La sua grande intuizione fu la creazione della "Scuola Genitori" nel 1987, vivendo quella beatitudine dei misericordiosi che il Vangelo ci ha annunciato. Come scrivono don Nicola Giacopini e Beatrice Santarelli, dello IUSVE università salesiana di Mestre inciso alla cui fondazione don Giorgio ha contributo, il progetto scuola genitori nasceva "con l'intento di offrire ai genitori uno spazio di riflessione insieme su se stessi con gli altri". Per trentacinque anni, questo progetto ha toccato la vita di migliaia di persone, aiutandole a "orientare e riorientare le loro azioni educative".
Le testimonianze dei suoi collaboratori ci mostrano come abbia vissuto le beatitudini nel quotidiano.

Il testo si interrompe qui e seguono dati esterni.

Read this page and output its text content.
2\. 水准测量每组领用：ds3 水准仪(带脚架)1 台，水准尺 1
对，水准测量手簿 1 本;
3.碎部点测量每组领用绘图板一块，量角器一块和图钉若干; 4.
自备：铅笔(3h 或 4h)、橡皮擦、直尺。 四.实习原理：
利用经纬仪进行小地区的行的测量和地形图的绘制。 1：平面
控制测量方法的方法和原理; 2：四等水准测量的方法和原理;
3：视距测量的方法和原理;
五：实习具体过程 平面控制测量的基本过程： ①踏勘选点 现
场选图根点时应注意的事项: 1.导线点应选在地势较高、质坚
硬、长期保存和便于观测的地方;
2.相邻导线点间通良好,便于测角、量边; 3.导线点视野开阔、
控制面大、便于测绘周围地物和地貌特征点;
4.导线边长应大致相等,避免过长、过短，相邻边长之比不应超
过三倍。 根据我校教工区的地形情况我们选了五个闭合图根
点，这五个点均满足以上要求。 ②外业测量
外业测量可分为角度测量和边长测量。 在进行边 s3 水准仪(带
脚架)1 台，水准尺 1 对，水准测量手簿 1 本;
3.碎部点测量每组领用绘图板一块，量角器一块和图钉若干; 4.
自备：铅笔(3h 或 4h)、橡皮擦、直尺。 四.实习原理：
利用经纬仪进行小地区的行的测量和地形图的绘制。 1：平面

La dottoressa Francesca Curione ci regala un ritratto intimo e toccante: "Sono tanti i momenti che si affacciano ora alla memoria... tanti gli abbracci, le lacrime, le fatiche nascoste e condivise, le risate, le sgridate..." E aggiunge con quell'affetto che solo chi lo ha conosciuto da vicino poteva esprimere: "Ti voglio bene Don Giorgio... e so che, ancora una volta, la tua risposta sarebbe, con l’ironia che ti contraddistingue,.... 'purtroppo'!"
La dottoressa Maria Livia Seriani ricorda come don Giorgio sia stato "un maestro prezioso" che le ha mostrato "come saper accogliere l'altro in modo rispettoso, credere in lui e dargli fiducia". La dottoressa Alessandra Crivellaro parla della sua "mitezza che non era debolezza, ma forza silenziosa, capace di penetrare le anime e lasciare un segno profondo." Il suo era uno sguardo che sapeva leggere oltre le parole, oltre le apparenze, fino a toccare il cuore delle persone.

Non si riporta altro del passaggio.